Prelude
As the final day of the O’Reilly AI conference dawned, I took some time to reflect on the not just AIConf but also Data Science as a field in general. On one hand it feels like there is too much to learn and never enough time. On the other hand, I feel like this is one of the most amazing fields to be in right now. Yet unlike previous revolutions, the internet has made it easy for anyone to follow on with the latest research, hone their skills and contribute back to the community. Truly interesting times to live in.
Keynotes
The final day’s keynotes continued the theme from previous days theme of covering practical applications of AI in a more strategic sense. Along this theme, Steve Jurvetson’s talk on accelerating AI with custom hardware that might ultimately be deployed on edge devices everywhere was something that I had never considered before. One of the bigger barriers to the development of AI systems has been the level of compute and the volume of data required to train these algorithms. Whilst a lot of work is being done on accelerating the software and designing more efficient algorithms, custom hardware could also be key.
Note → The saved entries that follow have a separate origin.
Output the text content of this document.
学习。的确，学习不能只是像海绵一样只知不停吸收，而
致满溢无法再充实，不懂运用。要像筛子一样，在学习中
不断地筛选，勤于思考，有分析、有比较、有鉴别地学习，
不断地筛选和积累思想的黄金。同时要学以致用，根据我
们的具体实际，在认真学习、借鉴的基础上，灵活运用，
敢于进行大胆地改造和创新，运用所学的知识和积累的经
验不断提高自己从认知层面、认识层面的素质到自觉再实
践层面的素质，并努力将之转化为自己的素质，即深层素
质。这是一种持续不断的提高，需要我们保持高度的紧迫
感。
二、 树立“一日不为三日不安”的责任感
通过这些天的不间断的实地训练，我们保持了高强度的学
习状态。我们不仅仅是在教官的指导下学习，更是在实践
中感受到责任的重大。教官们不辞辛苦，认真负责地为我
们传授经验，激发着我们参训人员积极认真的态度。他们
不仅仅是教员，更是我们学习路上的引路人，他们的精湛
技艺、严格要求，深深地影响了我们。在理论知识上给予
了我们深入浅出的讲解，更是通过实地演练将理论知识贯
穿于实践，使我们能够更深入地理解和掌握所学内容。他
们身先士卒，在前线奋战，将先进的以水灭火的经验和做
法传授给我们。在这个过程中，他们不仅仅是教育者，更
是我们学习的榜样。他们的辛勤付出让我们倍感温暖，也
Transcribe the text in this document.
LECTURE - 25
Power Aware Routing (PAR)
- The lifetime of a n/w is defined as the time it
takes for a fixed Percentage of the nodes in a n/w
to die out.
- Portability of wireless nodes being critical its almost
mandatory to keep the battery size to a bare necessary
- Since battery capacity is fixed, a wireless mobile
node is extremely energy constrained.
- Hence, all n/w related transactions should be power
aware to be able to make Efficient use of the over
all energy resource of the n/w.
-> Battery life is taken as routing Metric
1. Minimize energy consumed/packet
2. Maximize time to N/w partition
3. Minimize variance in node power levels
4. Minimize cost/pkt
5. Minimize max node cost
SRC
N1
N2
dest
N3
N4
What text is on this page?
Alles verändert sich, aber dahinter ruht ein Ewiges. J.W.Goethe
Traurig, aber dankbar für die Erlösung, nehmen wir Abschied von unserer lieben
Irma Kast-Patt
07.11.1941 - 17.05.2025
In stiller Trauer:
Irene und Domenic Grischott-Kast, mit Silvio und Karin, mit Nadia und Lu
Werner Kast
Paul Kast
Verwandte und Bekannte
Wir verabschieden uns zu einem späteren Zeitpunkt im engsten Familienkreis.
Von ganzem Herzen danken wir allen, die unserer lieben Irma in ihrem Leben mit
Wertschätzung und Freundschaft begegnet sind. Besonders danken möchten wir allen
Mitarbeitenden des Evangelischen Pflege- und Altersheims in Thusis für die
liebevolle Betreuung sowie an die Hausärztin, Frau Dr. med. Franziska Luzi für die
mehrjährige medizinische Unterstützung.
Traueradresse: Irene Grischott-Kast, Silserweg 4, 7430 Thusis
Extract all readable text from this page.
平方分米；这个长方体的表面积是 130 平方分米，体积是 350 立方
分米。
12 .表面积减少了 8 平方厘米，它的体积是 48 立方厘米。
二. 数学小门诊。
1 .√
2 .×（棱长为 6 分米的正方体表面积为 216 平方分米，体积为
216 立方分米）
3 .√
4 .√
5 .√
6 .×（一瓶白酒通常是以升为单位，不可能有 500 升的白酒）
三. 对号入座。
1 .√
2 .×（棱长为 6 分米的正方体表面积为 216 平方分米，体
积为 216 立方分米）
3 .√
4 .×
Juxtaposed against this visionary discussion was the highly mathematical talk by Michael Jordan on Saddle Points. At it’s heart, all the algorithms hyped to finally deliver us general AI are curve fitting algorithms that try to find the global optimum value in a search space. Local minima are a problem as it means the algorithm could get stuck and not find the best solution for a particular scenario. On the topic of AI being just optimisers of what we set, the keynotes were topped off by an inspiring call to arms by Tim O’Reilly the founder of O’Reilly media.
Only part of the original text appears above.